VG – Sim! Costumo brincar que, mais do que uma boa verba, é preciso ter muita criatividade e muito bom senso. Acredito que os pequenos varejistas têm a vantagem de poderem ser mais ágeis neste sentido e podem e devem usar e abusar de formas inovadoras para atingirem seus clientes. Por exemplo, pensar na solução de um catálogo baseado em voz não é caro. Para produzi-lo, é preciso muita criatividade e uma boa construção narrativa. Soluções de “onbording” com fluxos de conversação em bots desenhados e focados na persona são relativamente baratas e que, se bem desenvolvidas, podem fazer a diferença!

NV – Que dica você daria para um varejista que está lendo esta entrevista e não sabe como começar a explorar os canais digitais para se aproximar do público-alvo a partir do marketing de conteúdo?

VG – Primeiro, é importante entender onde está o público do seu comércio e tentar mapear quais são as necessidades dele. Que informações ele gostaria de ter sobre o seu produto.
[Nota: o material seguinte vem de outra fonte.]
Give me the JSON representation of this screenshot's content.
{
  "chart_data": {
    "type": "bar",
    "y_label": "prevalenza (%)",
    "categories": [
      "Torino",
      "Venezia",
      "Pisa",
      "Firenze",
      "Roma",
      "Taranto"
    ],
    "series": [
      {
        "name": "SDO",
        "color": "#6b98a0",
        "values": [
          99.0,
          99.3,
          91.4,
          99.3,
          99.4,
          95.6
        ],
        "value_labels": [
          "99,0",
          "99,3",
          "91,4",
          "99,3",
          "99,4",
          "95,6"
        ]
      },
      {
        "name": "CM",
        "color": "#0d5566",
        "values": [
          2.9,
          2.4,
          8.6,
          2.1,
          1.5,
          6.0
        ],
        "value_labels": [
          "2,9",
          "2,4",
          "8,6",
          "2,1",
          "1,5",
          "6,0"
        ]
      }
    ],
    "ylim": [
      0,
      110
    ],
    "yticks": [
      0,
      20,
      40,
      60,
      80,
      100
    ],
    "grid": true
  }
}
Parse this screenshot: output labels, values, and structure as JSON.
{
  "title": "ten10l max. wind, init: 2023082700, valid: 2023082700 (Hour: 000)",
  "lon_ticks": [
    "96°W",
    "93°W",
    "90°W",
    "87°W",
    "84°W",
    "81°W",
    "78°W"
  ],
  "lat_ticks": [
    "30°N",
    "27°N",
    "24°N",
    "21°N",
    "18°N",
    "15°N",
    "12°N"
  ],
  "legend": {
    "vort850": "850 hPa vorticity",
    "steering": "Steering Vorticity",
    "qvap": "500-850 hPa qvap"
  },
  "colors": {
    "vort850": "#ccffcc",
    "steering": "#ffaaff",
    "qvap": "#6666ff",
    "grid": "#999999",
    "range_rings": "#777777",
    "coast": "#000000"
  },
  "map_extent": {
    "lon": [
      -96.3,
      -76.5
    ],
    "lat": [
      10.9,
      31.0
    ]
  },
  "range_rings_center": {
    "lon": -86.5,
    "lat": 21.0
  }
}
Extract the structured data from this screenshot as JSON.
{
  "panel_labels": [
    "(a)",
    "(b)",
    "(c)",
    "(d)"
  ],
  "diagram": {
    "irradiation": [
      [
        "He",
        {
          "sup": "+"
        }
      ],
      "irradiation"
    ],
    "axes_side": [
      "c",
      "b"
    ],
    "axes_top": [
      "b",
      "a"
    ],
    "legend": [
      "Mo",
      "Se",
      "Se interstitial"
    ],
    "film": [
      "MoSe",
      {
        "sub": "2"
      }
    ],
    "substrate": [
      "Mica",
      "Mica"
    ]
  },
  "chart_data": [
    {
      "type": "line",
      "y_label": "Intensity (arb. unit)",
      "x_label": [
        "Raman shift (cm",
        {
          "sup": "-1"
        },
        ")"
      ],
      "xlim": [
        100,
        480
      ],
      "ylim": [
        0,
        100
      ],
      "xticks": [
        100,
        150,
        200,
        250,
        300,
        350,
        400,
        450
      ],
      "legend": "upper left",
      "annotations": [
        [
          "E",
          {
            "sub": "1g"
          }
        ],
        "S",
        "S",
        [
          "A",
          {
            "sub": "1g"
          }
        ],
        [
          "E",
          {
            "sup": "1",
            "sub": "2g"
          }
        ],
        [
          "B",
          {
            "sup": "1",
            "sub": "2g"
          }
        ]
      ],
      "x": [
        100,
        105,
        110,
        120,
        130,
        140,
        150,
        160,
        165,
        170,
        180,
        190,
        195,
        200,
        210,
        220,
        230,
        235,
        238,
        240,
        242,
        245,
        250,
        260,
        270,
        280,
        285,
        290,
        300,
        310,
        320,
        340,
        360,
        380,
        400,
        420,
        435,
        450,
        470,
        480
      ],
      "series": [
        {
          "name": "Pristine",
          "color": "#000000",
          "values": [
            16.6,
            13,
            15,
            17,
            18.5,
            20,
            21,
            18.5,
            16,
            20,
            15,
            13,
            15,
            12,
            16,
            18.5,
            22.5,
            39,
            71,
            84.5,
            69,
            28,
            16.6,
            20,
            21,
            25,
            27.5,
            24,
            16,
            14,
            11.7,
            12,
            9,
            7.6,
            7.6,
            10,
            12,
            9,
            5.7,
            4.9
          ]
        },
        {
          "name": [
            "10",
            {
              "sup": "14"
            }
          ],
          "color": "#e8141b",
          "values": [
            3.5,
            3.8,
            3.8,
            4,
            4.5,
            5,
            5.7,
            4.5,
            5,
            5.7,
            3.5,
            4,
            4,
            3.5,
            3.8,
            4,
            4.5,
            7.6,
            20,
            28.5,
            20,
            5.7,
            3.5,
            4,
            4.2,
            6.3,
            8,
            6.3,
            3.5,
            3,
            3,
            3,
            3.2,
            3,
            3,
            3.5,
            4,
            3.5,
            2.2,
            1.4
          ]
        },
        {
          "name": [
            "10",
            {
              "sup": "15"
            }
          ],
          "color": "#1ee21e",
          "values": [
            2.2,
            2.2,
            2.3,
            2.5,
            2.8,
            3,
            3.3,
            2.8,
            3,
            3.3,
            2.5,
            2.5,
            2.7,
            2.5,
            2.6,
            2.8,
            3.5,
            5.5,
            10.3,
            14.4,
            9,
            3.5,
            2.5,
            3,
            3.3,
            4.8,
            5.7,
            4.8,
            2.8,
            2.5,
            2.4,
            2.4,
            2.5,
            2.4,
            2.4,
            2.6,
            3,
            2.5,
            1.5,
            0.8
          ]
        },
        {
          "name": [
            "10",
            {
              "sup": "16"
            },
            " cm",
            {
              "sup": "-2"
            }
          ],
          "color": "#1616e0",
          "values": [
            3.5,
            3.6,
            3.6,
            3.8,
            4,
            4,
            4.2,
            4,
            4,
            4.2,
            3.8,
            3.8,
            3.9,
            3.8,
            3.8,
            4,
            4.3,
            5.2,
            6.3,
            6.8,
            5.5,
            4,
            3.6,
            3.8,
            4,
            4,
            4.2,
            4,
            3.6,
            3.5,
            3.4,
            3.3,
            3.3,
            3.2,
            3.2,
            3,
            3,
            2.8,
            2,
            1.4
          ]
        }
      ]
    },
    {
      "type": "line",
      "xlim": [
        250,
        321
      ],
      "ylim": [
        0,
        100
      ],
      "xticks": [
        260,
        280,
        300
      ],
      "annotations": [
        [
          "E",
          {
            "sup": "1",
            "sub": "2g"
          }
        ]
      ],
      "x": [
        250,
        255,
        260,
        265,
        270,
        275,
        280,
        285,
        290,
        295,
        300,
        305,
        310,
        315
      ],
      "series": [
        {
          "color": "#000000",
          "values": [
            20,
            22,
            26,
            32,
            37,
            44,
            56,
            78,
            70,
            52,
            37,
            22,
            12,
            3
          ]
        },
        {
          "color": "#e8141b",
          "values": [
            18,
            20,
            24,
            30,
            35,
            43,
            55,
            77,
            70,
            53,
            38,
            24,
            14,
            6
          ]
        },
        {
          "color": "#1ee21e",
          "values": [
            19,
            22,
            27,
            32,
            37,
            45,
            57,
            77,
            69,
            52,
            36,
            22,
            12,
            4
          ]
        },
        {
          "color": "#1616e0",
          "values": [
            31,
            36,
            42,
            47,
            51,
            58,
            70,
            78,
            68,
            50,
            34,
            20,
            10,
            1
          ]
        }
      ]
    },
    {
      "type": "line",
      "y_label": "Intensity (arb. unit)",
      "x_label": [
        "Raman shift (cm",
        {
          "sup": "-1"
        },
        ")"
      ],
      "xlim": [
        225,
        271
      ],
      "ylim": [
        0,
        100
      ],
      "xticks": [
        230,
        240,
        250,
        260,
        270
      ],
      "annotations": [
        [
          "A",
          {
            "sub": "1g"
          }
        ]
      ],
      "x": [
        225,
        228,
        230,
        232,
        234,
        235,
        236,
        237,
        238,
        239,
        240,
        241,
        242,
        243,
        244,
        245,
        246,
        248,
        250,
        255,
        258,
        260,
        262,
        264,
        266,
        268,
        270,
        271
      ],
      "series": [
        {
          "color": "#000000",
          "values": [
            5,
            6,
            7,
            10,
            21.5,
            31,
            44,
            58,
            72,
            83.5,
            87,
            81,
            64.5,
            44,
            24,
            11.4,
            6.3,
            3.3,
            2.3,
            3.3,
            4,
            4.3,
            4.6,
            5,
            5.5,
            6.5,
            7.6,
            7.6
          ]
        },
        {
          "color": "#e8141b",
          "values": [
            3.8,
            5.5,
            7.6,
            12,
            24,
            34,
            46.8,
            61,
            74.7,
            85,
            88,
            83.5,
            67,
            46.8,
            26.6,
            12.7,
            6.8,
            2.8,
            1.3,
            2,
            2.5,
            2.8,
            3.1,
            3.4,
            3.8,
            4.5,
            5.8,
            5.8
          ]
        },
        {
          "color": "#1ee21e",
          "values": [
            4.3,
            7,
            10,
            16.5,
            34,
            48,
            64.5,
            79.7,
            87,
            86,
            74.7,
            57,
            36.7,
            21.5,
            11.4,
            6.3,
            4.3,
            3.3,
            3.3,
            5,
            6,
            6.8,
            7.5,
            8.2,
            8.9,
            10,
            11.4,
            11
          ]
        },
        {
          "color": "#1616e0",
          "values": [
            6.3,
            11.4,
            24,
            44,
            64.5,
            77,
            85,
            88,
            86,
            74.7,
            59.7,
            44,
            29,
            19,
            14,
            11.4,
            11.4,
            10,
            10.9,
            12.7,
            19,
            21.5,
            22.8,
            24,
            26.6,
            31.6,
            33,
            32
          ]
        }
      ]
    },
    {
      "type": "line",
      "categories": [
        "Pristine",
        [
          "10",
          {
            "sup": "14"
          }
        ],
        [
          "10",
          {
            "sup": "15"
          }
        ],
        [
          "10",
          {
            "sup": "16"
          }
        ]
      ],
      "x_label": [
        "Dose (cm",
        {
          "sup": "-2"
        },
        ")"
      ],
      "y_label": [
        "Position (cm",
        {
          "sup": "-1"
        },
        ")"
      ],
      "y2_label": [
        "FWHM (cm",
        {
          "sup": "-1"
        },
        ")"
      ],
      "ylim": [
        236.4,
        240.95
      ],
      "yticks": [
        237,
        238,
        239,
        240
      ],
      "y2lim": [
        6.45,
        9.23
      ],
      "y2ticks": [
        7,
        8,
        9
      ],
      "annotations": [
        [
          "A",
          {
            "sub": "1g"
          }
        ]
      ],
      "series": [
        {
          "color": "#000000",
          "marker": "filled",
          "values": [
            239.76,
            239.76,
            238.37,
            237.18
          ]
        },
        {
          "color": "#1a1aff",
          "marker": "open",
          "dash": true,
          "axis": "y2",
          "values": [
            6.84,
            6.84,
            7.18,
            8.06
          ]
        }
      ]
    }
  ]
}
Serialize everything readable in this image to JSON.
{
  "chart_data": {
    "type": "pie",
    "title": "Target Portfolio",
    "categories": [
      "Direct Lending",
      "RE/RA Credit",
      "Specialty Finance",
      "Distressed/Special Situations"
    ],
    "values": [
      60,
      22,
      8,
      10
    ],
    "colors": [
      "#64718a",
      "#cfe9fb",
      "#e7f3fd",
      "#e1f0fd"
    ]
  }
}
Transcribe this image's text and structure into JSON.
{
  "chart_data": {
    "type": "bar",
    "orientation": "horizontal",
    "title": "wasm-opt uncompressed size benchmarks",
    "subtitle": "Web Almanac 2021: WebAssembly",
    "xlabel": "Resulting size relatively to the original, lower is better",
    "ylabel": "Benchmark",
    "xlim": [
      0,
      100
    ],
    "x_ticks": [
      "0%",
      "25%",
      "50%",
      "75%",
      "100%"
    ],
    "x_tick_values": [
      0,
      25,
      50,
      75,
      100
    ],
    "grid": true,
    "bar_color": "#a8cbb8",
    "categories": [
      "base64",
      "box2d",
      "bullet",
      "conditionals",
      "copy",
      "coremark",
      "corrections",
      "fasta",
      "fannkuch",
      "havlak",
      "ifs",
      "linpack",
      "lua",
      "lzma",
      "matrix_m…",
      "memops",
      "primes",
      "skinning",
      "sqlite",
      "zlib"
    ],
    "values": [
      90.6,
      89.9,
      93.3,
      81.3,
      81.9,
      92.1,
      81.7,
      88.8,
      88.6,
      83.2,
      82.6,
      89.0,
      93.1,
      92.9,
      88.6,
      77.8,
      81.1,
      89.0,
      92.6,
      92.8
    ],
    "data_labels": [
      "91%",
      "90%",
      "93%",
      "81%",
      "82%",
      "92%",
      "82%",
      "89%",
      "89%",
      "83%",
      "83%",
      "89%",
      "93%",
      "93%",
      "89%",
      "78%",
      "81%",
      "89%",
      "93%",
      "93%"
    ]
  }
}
Neste sentido, vale pensar em algumas estratégias de captação dessa base de clientes. Uma sugestão bacana: convide o seu cliente a se cadastrar na sua newsletter. Pergunte para o seu cliente, conte quais tipos de conteúdos que você planeja ter que são do interesse dele. Programe-se para enviar este conteúdo usando a estratégia de Inbound Marketing. Para isso, planeje bem a régua de relacionamento com seu público. Um dica legal é estes 4 pilares:

  • Atração – através de conteúdos relevantes e direcionados, o inbound atrairá novos visitantes interessados no negócio.
  • Conversão  a ideia é transformar visitantes em leads (futuros clientes), aproximando-os mais do seu negócio e transformando-os em potenciais vendas.
  • Venda – seu futuro cliente está interessado no produto ou serviço que sua empresa oferece? Este é o momento de mostrar que sua solução é a melhor e fechar a venda.
  • Me surpreenda adoro esta parte!Lembra do filme Ratatouille da Disney, onde o crítico Anton Ego pede ao chef que o surpreenda? É disso que estamos falando. Lembre-se que a relação entre sua empresa e seu cliente não termina após a compra. O conceito das estratégias de conteúdo é obter sempre que possível um relacionamento duradouro, em que a sua empresa ofereça todo o suporte necessário, além de encantar o cliente com materiais interessantes e um atendimento competente.

NV – O quanto isso pode fazer a diferença no posicionamento do negócio junto à comunidade em que ele está inserido, seja qual for a escala?

VG – Uma boa estratégia de conteúdo traz alguns benefícios importantes para os negócios relacionados ao varejo, como o aumento orgânico no tráfego do seu e-commerce, geração de reconhecimento de marca (brand awareness), maior engajamento com o propósito do seu negócio e, por consequência, aumento nas vendas, além de ajudar a educar o mercado com as melhores práticas. Para pequenos negócios, eu recomendo: pense com calma, pense simples e, principalmente, veja pelas “lentes” do seu cliente como você gostaria de ser surpreendido.